Женька тряхнула петушиным хохолком.

— Газуй, папаня!

— Не потакай девке без меры. Баловники вы у меня все… легкомысленные, — сказала как можно строже тетя Мотя. — Пойду на кухню, взгляну, как у меня там Мишка командует.

И она направилась к воротам по-солдатски крупным шагом. А когда за тетей Мотей захлопнулась калитка, Костик проговорил, глядя в землю:

— Дядя Спиря, когда вы соберетесь уезжать, мне с вами можно? Мне только переночевать… Я спокойный, я не воженый.

Почему-то сразу после этого Костик подумал: «Во время ливня лужа до самой лавочки разливалась или нет?»

Шофер перестал качать ногой. Пристально так глянул на Костика глубоко запавшими глазами, зелеными, как у Маришки… Почти такими же, как у нее, лишь чуть-чуть поблекшими.

— Папаня, ну чего ты? — закричала Женька.

— Хватит, хорошего помаленьку.

— А я хочу… я хочу хорошего много! — опять заныла Женька, капризно кривя губы.

Дядя Спиря сбил на затылок свой линялый беретик. Посвистел, посвистел негромко, себе под нос, и сказал:

— Не воженый, говоришь? Я сам, Константин, такой же. Как лягу… ну и шабаш! Будто в тартарары проваливаюсь… Тебе что, надоело на даче? Или конфликт произошел с Тимофеем?

— Он, дядя Спиря, в кино собирается с рыжей… с соседской девчонкой. А я… а я не хочу. Что я ему, нанялся караулить дачу?

— Папаня, а папаня, — снова начала было канючить Женька, но отец прикрикнул на нее:

— Вякни у меня еще! — и Костику: —Взял бы и тебя с собой, Константин, да уж худо больно в том сараишке, где горе мыкаю. Давай лучше так дотолкуемся: пусть Тимофей проветрится… пусть его отправляется в кино, а мы с тобой вдвоем подомовничаем. Заодно обмозгуем и нашу поездку на речку Сок… Найдется у вас на даче для меня местечко ночь скоротать? Ну как, договорились?

— Дядя Спиря! — только и вымолвил Костик, ошарашенный свалившейся на него радостью.

Чужие чемоданы

Поздним вечером — кромешно-темным — кто-то постучал в калитку.

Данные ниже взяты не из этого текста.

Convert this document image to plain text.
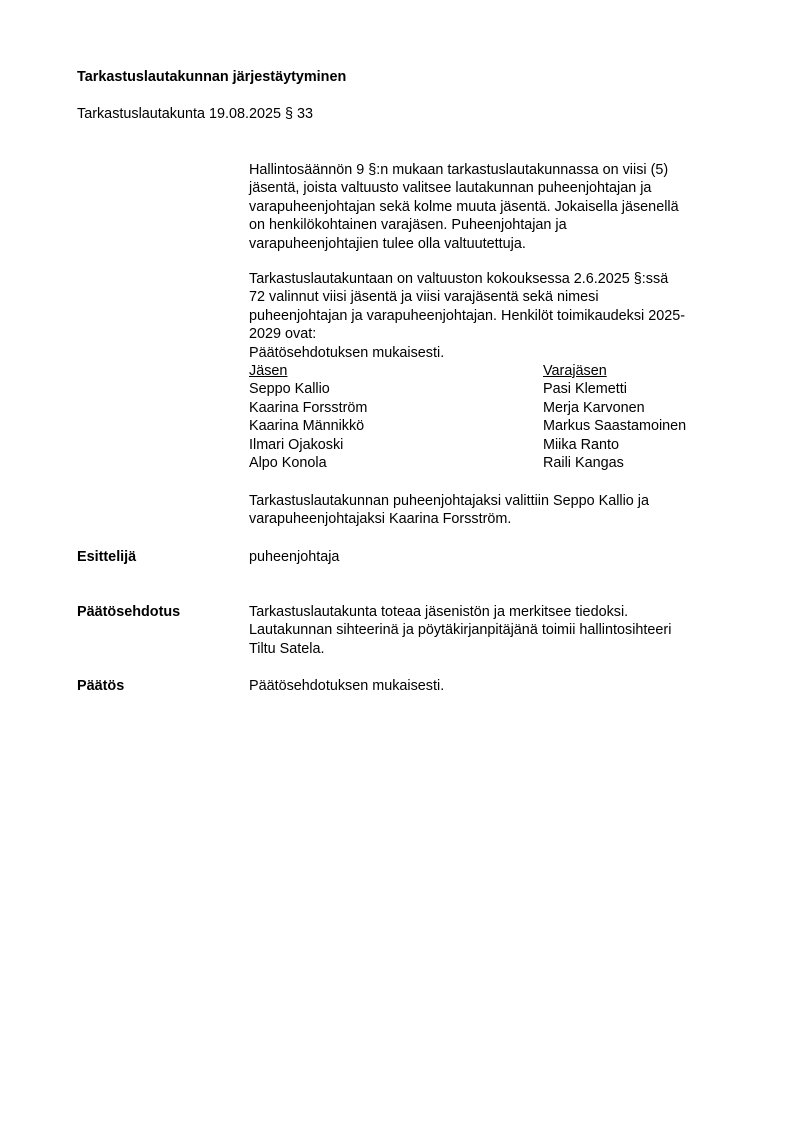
Tarkastuslautakunnan järjestäytyminen
Tarkastuslautakunta 19.08.2025 § 33
Hallintosäännön 9 §:n mukaan tarkastuslautakunnassa on viisi (5)
jäsentä, joista valtuusto valitsee lautakunnan puheenjohtajan ja
varapuheenjohtajan sekä kolme muuta jäsentä. Jokaisella jäsenellä
on henkilökohtainen varajäsen. Puheenjohtajan ja
varapuheenjohtajien tulee olla valtuutettuja.
Tarkastuslautakuntaan on valtuuston kokouksessa 2.6.2025 §:ssä
72 valinnut viisi jäsentä ja viisi varajäsentä sekä nimesi
puheenjohtajan ja varapuheenjohtajan. Henkilöt toimikaudeksi 2025-
2029 ovat:
Päätösehdotuksen mukaisesti.
Jäsen	Varajäsen
Seppo Kallio	Pasi Klemetti
Kaarina Forsström	Merja Karvonen
Kaarina Männikkö	Markus Saastamoinen
Ilmari Ojakoski	Miika Ranto
Alpo Konola	Raili Kangas
Tarkastuslautakunnan puheenjohtajaksi valittiin Seppo Kallio ja
varapuheenjohtajaksi Kaarina Forsström.
Esittelijä	puheenjohtaja
Päätösehdotus	Tarkastuslautakunta toteaa jäsenistön ja merkitsee tiedoksi.
Lautakunnan sihteerinä ja pöytäkirjanpitäjänä toimii hallintosihteeri
Tiltu Satela.
Päätös	Päätösehdotuksen mukaisesti.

«Бабушка!.. Она приехала!» — решил сразу Костик и первым вскочим с постели, обгоняя запутавшегося в одеяле Тимку, первым выбежал в садик.

«Повезло же мне! А если бы заснул, никакого стука не услышал», — думал Костик, подбегая к калитке. Мокрая от росы трава холодила ноги.

Всем своим сердцем, готовым вырваться из груди, он уже был там, на улице, возле бабушки, обнимающей своего любимого внука.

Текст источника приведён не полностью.